Radovich closed with a reminder that BlueStar is a major sponsor at this weekend’s West Seattle Summer Fest in The Junction (Friday, Saturday and Sunday) and that he and/or Craft will be manning its booth for the duration, so they are urging people to stop by, look at renderings for all their West Seattle projects — Spring Hill at 5020 California and Gateway Center across 39th from Fauntleroy Place are the two that have been publicly announced so far — and ask questions.

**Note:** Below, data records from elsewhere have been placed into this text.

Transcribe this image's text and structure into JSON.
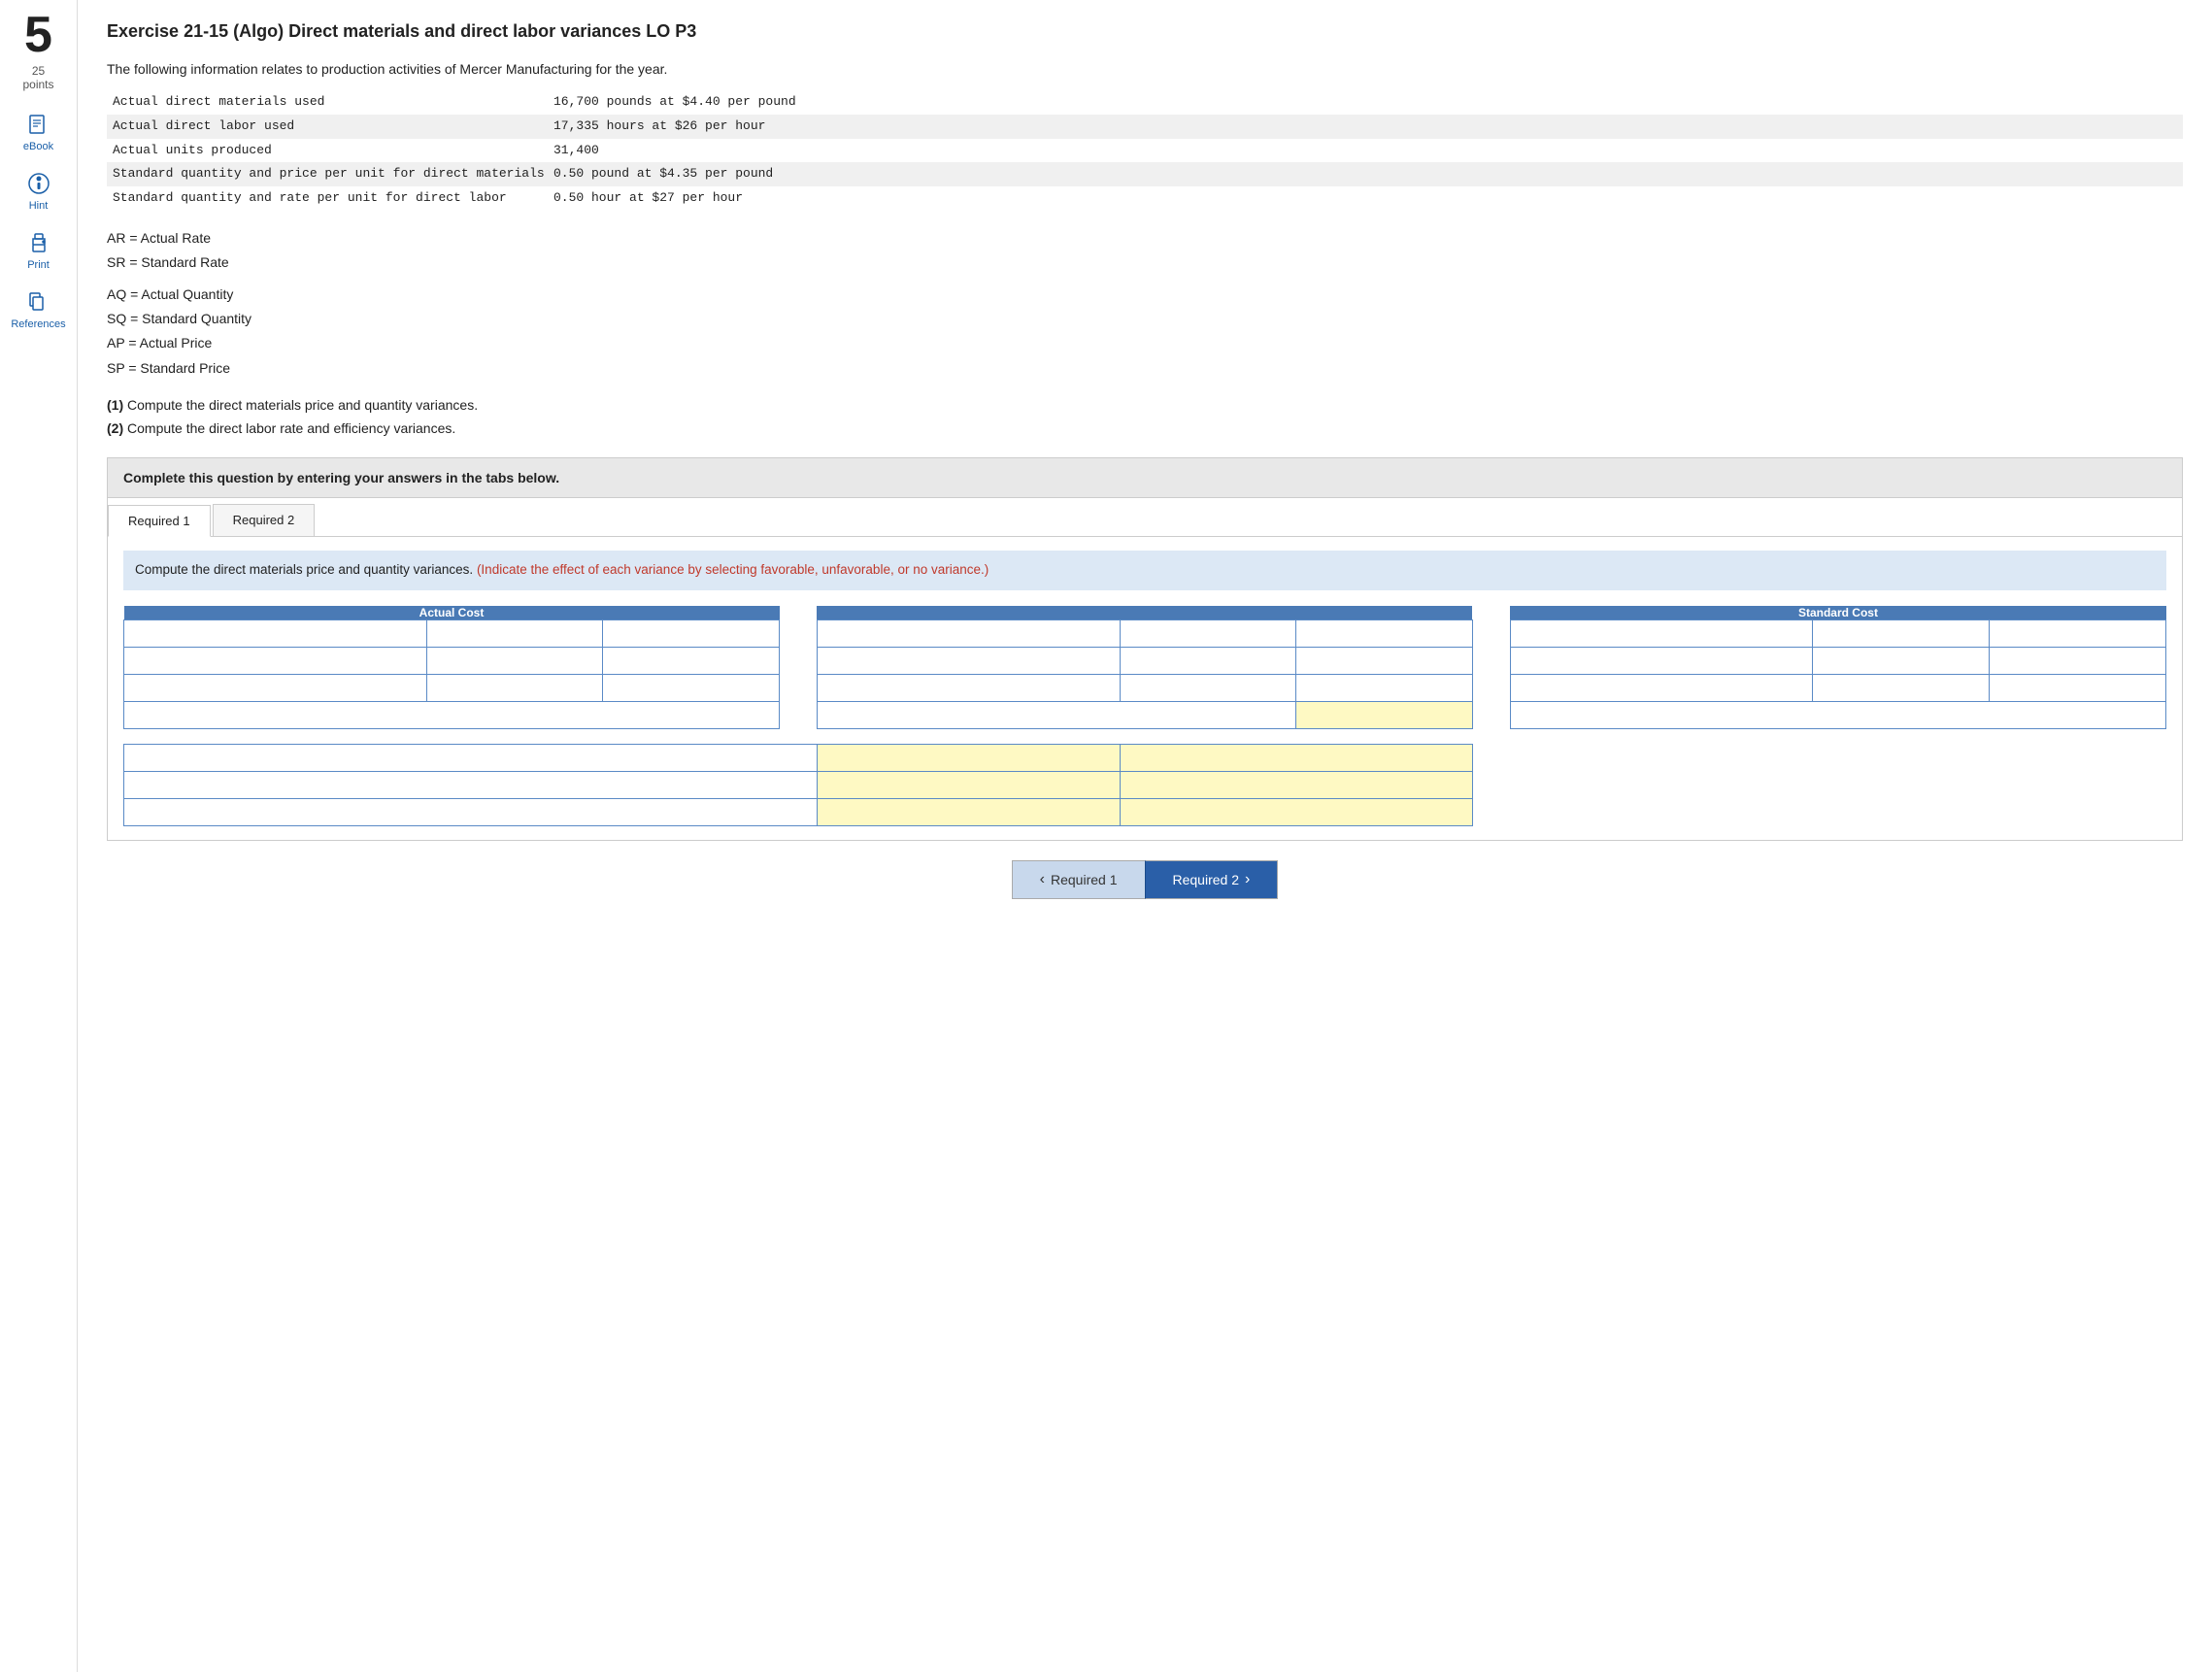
{
  "sidebar": {
    "number": "5",
    "points_value": "25",
    "points_label": "points",
    "items": [
      {
        "id": "ebook",
        "label": "eBook",
        "icon": "book"
      },
      {
        "id": "hint",
        "label": "Hint",
        "icon": "hint"
      },
      {
        "id": "print",
        "label": "Print",
        "icon": "print"
      },
      {
        "id": "references",
        "label": "References",
        "icon": "references"
      }
    ]
  },
  "exercise": {
    "title": "Exercise 21-15 (Algo) Direct materials and direct labor variances LO P3",
    "intro": "The following information relates to production activities of Mercer Manufacturing for the year.",
    "data_rows": [
      {
        "label": "Actual direct materials used",
        "value": "16,700 pounds at $4.40 per pound",
        "shaded": false
      },
      {
        "label": "Actual direct labor used",
        "value": "17,335 hours at $26 per hour",
        "shaded": true
      },
      {
        "label": "Actual units produced",
        "value": "31,400",
        "shaded": false
      },
      {
        "label": "Standard quantity and price per unit for direct materials",
        "value": "0.50 pound at $4.35 per pound",
        "shaded": true
      },
      {
        "label": "Standard quantity and rate per unit for direct labor",
        "value": "0.50 hour at $27 per hour",
        "shaded": false
      }
    ],
    "legend": [
      "AR = Actual Rate",
      "SR = Standard Rate",
      "",
      "AQ = Actual Quantity",
      "SQ = Standard Quantity",
      "AP = Actual Price",
      "SP = Standard Price"
    ],
    "instructions": [
      "(1) Compute the direct materials price and quantity variances.",
      "(2) Compute the direct labor rate and efficiency variances."
    ],
    "complete_box_text": "Complete this question by entering your answers in the tabs below."
  },
  "tabs": [
    {
      "id": "required1",
      "label": "Required 1",
      "active": true
    },
    {
      "id": "required2",
      "label": "Required 2",
      "active": false
    }
  ],
  "tab_content": {
    "instruction": "Compute the direct materials price and quantity variances.",
    "instruction_colored": "(Indicate the effect of each variance by selecting favorable, unfavorable, or no variance.)",
    "actual_cost_header": "Actual Cost",
    "standard_cost_header": "Standard Cost"
  },
  "nav_buttons": {
    "prev_label": "Required 1",
    "next_label": "Required 2"
  }
}
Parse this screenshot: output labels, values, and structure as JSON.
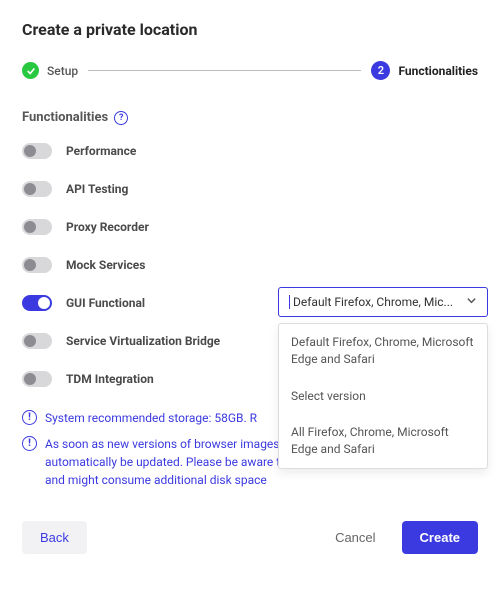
{
  "title": "Create a private location",
  "stepper": {
    "step1_label": "Setup",
    "step2_num": "2",
    "step2_label": "Functionalities"
  },
  "section_title": "Functionalities",
  "toggles": {
    "performance": "Performance",
    "api_testing": "API Testing",
    "proxy_recorder": "Proxy Recorder",
    "mock_services": "Mock Services",
    "gui_functional": "GUI Functional",
    "svb": "Service Virtualization Bridge",
    "tdm": "TDM Integration"
  },
  "select": {
    "value": "Default Firefox, Chrome, Mic...",
    "options": {
      "opt1": "Default Firefox, Chrome, Microsoft Edge and Safari",
      "opt2": "Select version",
      "opt3": "All Firefox, Chrome, Microsoft Edge and Safari"
    }
  },
  "info": {
    "storage": "System recommended storage: 58GB. R",
    "browser_update": "As soon as new versions of browser images are available, the location will automatically be updated. Please be aware that this will cause network traffic and might consume additional disk space"
  },
  "buttons": {
    "back": "Back",
    "cancel": "Cancel",
    "create": "Create"
  }
}
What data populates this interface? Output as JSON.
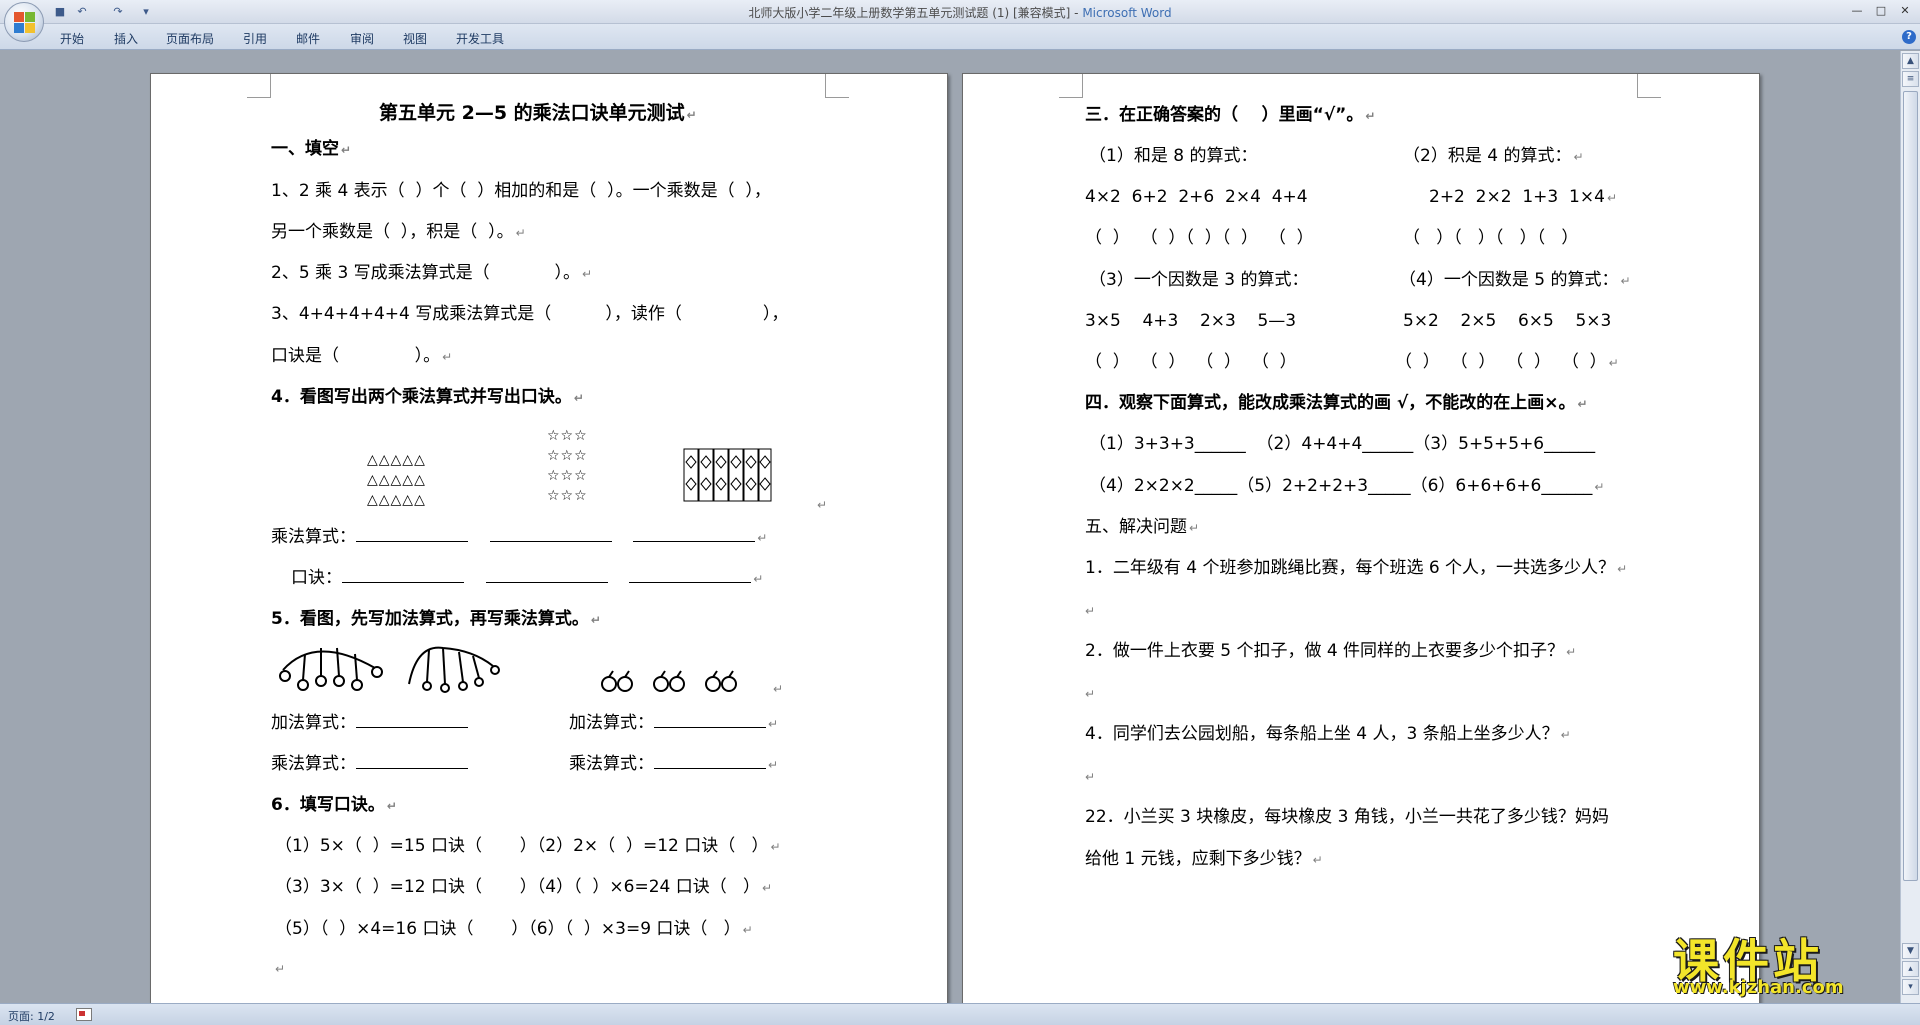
{
  "window": {
    "doc_title": "北师大版小学二年级上册数学第五单元测试题 (1) [兼容模式] - ",
    "app_name": "Microsoft Word",
    "minimize": "—",
    "maximize": "□",
    "close": "✕"
  },
  "quick_access": {
    "save": "■",
    "undo": "↶",
    "redo": "↷",
    "customize": "▾"
  },
  "ribbon": {
    "tabs": [
      "开始",
      "插入",
      "页面布局",
      "引用",
      "邮件",
      "审阅",
      "视图",
      "开发工具"
    ],
    "help": "?"
  },
  "page1": {
    "title": "第五单元 2—5 的乘法口诀单元测试",
    "s1_heading": "一、填空",
    "q1_a": "1、2 乘 4 表示（  ）个（  ）相加的和是（  ）。一个乘数是（  ），",
    "q1_b": "另一个乘数是（  ），积是（  ）。",
    "q2": "2、5 乘 3 写成乘法算式是（            ）。",
    "q3_a": "3、4+4+4+4+4 写成乘法算式是（          ），读作（               ），",
    "q3_b": "口诀是（              ）。",
    "q4": "4．看图写出两个乘法算式并写出口诀。",
    "fig_triangles": "△△△△△\n△△△△△\n△△△△△",
    "fig_stars": "☆☆☆\n☆☆☆\n☆☆☆\n☆☆☆\n",
    "row_mul_label": "乘法算式：",
    "row_koujue_label": "口诀：",
    "q5": "5．看图，先写加法算式，再写乘法算式。",
    "add_label_1": "加法算式：",
    "add_label_2": "加法算式：",
    "mul_label_1": "乘法算式：",
    "mul_label_2": "乘法算式：",
    "q6": "6．填写口诀。",
    "q6_1": "（1）5×（  ）=15 口诀（       ）（2）2×（  ）=12 口诀（   ）",
    "q6_2": "（3）3×（  ）=12 口诀（       ）（4）（  ）×6=24 口诀（   ）",
    "q6_3": "（5）（  ）×4=16 口诀（       ）（6）（  ）×3=9 口诀（   ）"
  },
  "page2": {
    "s3_heading": "三．在正确答案的（    ）里画“√”。",
    "p1_label": "（1）和是 8 的算式：",
    "p2_label": "（2）积是 4 的算式：",
    "p1_exprs": "4×2  6+2  2+6  2×4  4+4",
    "p2_exprs": "2+2  2×2  1+3  1×4",
    "p1_paren": "（  ）  （  ）（  ）（  ）  （  ）",
    "p2_paren": "（   ）（   ）（   ）（   ）",
    "p3_label": "（3）一个因数是 3 的算式：",
    "p4_label": "（4）一个因数是 5 的算式：",
    "p3_exprs": "3×5    4+3    2×3    5—3",
    "p4_exprs": "5×2    2×5    6×5    5×3",
    "p3_paren": "（  ）  （  ）  （  ）  （  ）",
    "p4_paren": "（  ）  （  ）  （  ）  （  ）",
    "s4_heading": "四．观察下面算式，能改成乘法算式的画 √，不能改的在上画×。",
    "s4_row1": "（1）3+3+3______  （2）4+4+4______（3）5+5+5+6______",
    "s4_row2": "（4）2×2×2_____（5）2+2+2+3_____（6）6+6+6+6______",
    "s5_heading": "五、解决问题",
    "w1": "1．二年级有 4 个班参加跳绳比赛，每个班选 6 个人，一共选多少人？",
    "w2": "2．做一件上衣要 5 个扣子，做 4 件同样的上衣要多少个扣子？",
    "w3": "4．同学们去公园划船，每条船上坐 4 人，3 条船上坐多少人？",
    "w4_a": "22．小兰买 3 块橡皮，每块橡皮 3 角钱，小兰一共花了多少钱？妈妈",
    "w4_b": "给他 1 元钱，应剩下多少钱？"
  },
  "paragraph_mark": "↵",
  "status": {
    "page_indicator": "页面: 1/2"
  },
  "watermark": {
    "title": "课件站",
    "url": "www.kjzhan.com"
  }
}
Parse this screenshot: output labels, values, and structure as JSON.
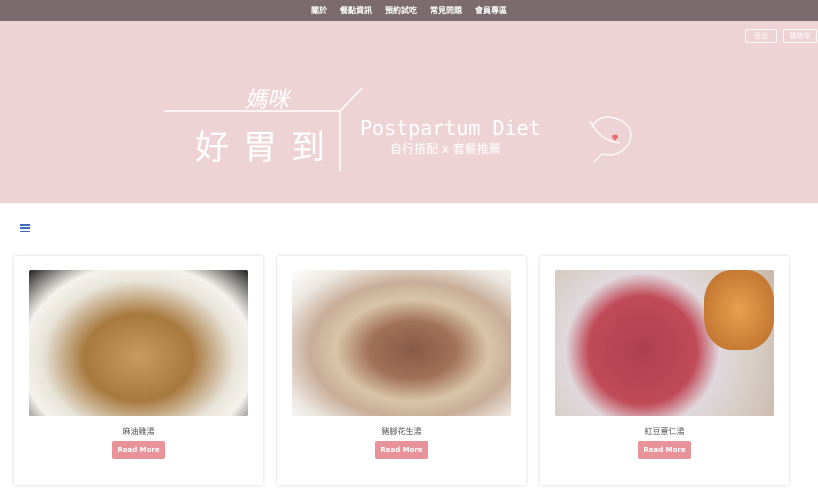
{
  "nav": {
    "items": [
      "關於",
      "餐點資訊",
      "預約試吃",
      "常見問題",
      "會員專區"
    ]
  },
  "header": {
    "logout": "登出",
    "cart": "購物車"
  },
  "logo": {
    "top": "媽咪",
    "main": "好胃到",
    "english": "Postpartum Diet",
    "sub": "自行搭配 x 套餐推薦"
  },
  "menu_icon": "hamburger-icon",
  "colors": {
    "nav": "#7b6b6d",
    "banner": "#eed3d5",
    "button": "#e8939a",
    "menu": "#3b6fb6"
  },
  "cards": [
    {
      "title": "麻油雞湯",
      "button": "Read More"
    },
    {
      "title": "豬腳花生湯",
      "button": "Read More"
    },
    {
      "title": "紅豆薏仁湯",
      "button": "Read More"
    }
  ]
}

ALSO AT JuNO LAST NIGHT: Hours after appearing with Mayor Nickels and City Councilmember Sally Clark at the Capitol Hill news conference unveiling the proposed multifamily-zoning changes – with a new focus on how to improve townhouse design – West Seattle architect and Design Review Board member Brandon Nicholson presented the Council of Residential Architects’ townhouse concepts, same ones he had shown at Clark’s townhouse forum on Capitol Hill (WSB coverage here) last month. He noted that the afternoon’s events had rendered part of the presentation moot, as some of what CORA thought would be in the final proposal didn’t turn up after all – but the city’s proposal does include a major change he personally was supporting, administrative design review (no public meetings but opportunities for public comment) for all townhouse projects. He says the inclusion of that was a “surprise.” He stresses that it will be important to keep watch on the review and comment process that now begins, with hearings on the proposal and inevitable changes – “The bigger question for the community is, are we getting everything out of it that we want?” He also had interesting insights to the current townhouse market – saying the higher-end ones are going fast and there’s a glut of the ones that are priced comparably to small old single-family starter homes ($300K-$400K). He also mentioned as an introductory side note that his firm is growing in a big way; it’s only 4 years old – he and wife Shanna Kovalchick are the principals – but it has grown to 16 people and is straining its current headquarters space in The Junction over Easy Street.